- Born: 1938 (age 87–88)

Education
- Education: CUNY – Brooklyn College (BA); New York University (MA, PhD);

Philosophical work
- Era: Contemporary philosophy
- Region: Western philosophy
- School: Analytic
- Institutions: Brandeis University
- Main interests: Metaphysics, meta-ontology, epistemology
- Notable ideas: Quantifier variance, soft ontology

= Eli Hirsch =

American philosopher (born 1938)

Eli Hirsch (born 1938) is an American philosopher and the Charles Goldman Professor of Philosophy at Brandeis University.

Hirsch received a B.A. from CUNY – Brooklyn College, and an M.A. and Ph.D. from NYU.

His brother is Rabbi Moshe Hillel Hirsch, the Rosh Yeshiva of the Slabodka yeshiva and a leader of the Haredi community in Israel.

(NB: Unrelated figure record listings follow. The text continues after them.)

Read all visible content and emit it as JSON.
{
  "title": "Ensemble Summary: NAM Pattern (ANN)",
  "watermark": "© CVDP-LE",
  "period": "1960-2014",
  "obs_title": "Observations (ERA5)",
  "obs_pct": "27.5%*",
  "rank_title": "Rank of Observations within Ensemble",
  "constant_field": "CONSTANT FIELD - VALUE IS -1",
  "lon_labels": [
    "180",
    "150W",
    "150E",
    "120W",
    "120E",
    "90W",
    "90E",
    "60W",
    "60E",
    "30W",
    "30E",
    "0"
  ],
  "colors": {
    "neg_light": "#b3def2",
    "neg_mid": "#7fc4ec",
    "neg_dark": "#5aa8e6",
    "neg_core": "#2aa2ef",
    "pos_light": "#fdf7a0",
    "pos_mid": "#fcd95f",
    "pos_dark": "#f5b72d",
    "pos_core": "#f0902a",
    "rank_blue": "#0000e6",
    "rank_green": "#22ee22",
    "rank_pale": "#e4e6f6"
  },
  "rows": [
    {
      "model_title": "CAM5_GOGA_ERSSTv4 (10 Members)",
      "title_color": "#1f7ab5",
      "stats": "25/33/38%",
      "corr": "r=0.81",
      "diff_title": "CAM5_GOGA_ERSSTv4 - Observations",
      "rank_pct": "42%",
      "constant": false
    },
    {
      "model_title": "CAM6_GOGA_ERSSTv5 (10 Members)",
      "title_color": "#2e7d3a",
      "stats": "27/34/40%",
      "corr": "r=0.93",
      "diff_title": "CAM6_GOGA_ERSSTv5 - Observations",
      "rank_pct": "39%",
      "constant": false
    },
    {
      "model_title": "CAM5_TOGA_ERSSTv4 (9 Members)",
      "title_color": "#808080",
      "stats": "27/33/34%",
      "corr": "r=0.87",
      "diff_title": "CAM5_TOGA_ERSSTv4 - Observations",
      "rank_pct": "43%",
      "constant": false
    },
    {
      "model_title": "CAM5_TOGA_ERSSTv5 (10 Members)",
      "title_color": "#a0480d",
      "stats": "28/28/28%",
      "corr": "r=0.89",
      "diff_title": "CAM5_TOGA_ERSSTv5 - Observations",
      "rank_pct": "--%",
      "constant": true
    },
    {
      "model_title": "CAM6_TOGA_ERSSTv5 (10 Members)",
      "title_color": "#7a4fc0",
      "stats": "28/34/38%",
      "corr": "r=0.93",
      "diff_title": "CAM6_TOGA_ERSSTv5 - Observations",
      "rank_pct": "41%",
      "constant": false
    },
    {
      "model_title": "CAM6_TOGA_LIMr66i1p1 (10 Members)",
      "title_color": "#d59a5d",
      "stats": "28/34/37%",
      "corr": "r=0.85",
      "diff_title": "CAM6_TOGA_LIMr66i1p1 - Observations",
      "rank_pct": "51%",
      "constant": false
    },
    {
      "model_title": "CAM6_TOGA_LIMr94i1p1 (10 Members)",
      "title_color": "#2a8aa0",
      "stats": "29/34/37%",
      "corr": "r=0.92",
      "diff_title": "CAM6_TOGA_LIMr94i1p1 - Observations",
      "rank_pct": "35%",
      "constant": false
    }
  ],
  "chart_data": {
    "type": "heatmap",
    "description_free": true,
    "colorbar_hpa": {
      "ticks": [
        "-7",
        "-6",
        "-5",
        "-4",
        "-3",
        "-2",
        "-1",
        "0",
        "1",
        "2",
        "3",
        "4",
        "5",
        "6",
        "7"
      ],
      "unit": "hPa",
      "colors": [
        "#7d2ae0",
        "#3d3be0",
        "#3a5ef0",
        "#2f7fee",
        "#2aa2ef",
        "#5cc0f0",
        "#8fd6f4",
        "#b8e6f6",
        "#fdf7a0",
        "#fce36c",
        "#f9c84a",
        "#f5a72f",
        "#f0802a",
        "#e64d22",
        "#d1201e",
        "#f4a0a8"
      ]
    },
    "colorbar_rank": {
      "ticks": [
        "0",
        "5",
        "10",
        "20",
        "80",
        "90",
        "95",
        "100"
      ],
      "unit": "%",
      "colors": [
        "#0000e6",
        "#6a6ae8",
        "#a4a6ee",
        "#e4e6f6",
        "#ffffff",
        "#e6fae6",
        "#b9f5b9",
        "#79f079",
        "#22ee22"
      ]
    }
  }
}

Hirsch has authored over 70 books and papers on metaphysics and epistemology. He is best known for his work in meta-ontology, having introduced the concepts of "quantifier variance" and "soft ontology". Many of his writings deal with objections to ontology based upon common sense and claim that disputes about what exists generally revolve around linguistics and are merely verbal in nature.